Sites that are down according to https://downdetector.com include Spotify, Discord, Snapchat, Etsy, Pokemon Go, Epic Games, Target, Paramount+, Evernote
I wondered why our alerts started going nuts. Seems like basically every global Google Cloud load balancer went down. Doesn't seem to affect single-region network load balancers.
Edit: All of ours are back up. Some other services still seem down though.
Funny thing is when you google Home Depot or Paramount Plus you get ads served by Google as the first result. When click on it Google then shows you a 404 page. I wonder if they'll get a refund on their Adwords campaign.
One of my pet peeves with so many services! Their obnoxious pre-ads can play flawlessly (stealing your time/eyeballs and giving them benefit), and they can still fail to give you the content you exchanged your time/eyeballs to see. Worse, they can repeatedly fail and repeatedly drill the same ads into your brain.
There ought to be a law that essentially says if ads are “paying” for content, there must be a flawless link between ads and content such that the system can tell if the content is available (or detect after the fact that something was not delivered properly). And then, based on that, it either is required to ensure the ad never plays (since the content cannot be delivered), or that the user must be compensated in some way (e.g. we see you were forced to see an ad but got nothing so we are crediting $1 to your account).
I also wonder how many companies didn't want to admit they were using Google for their infrastructure. Downdetector shows AWS being affected, it'd be embarrassing if they were caught using Google Cloud Platform.
Seriously doubt that AWS, Facebook are using Google for infra. There's probably some other effect at play, like people using a Google service to connect to these things. Also don't see any effects on those services personally.
Seeing the same - I have projects in us-east1 that went offline first, then us-west1 went offline a few minutes after. Everything green on their status page and nothing in the dashboard - everything returns a 404 so I'm assuming a really high level LB just took a dump.
Affecting us.

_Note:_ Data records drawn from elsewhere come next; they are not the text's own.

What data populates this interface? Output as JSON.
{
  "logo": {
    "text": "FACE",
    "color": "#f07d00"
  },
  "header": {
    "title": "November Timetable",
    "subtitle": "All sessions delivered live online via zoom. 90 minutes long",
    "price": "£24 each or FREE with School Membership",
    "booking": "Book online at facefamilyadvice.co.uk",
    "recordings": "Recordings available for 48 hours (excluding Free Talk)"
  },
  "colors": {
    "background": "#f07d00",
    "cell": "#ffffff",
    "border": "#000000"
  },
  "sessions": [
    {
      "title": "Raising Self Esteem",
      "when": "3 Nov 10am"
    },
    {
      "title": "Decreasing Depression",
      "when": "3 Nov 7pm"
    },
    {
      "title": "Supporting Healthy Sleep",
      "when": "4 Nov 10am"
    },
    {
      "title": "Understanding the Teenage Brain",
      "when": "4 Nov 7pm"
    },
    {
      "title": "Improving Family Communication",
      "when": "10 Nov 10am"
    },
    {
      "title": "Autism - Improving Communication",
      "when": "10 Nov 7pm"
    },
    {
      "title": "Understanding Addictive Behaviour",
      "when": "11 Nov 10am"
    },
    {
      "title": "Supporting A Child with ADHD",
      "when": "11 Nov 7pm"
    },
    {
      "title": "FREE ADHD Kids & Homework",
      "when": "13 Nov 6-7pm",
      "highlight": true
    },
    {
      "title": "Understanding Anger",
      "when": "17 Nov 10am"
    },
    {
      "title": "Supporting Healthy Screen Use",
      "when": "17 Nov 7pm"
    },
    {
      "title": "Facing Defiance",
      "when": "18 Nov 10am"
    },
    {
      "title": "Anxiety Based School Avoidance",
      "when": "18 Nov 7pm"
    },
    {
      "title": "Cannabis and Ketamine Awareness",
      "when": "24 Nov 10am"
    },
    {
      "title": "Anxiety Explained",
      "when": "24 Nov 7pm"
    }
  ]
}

Busiest time of the year and now down 20 min. It's the Global Load Balancer, so god knows what bit of the global edge has been taken out.
For what it's worth I don't think you should have been flagged or even downvoted just for being wrong. Corrected yes, absolutely. Sinking to the bottom of low contrast lake was a bit much.
Flags being gigadownvotes on this site suuuuuucks now. How do people learn if nobody can correct them? Daft.
I used to have a vouch option but I guess I used it too much haha
This sure makes it easy to know who is hosted by google by going to downdetector.com.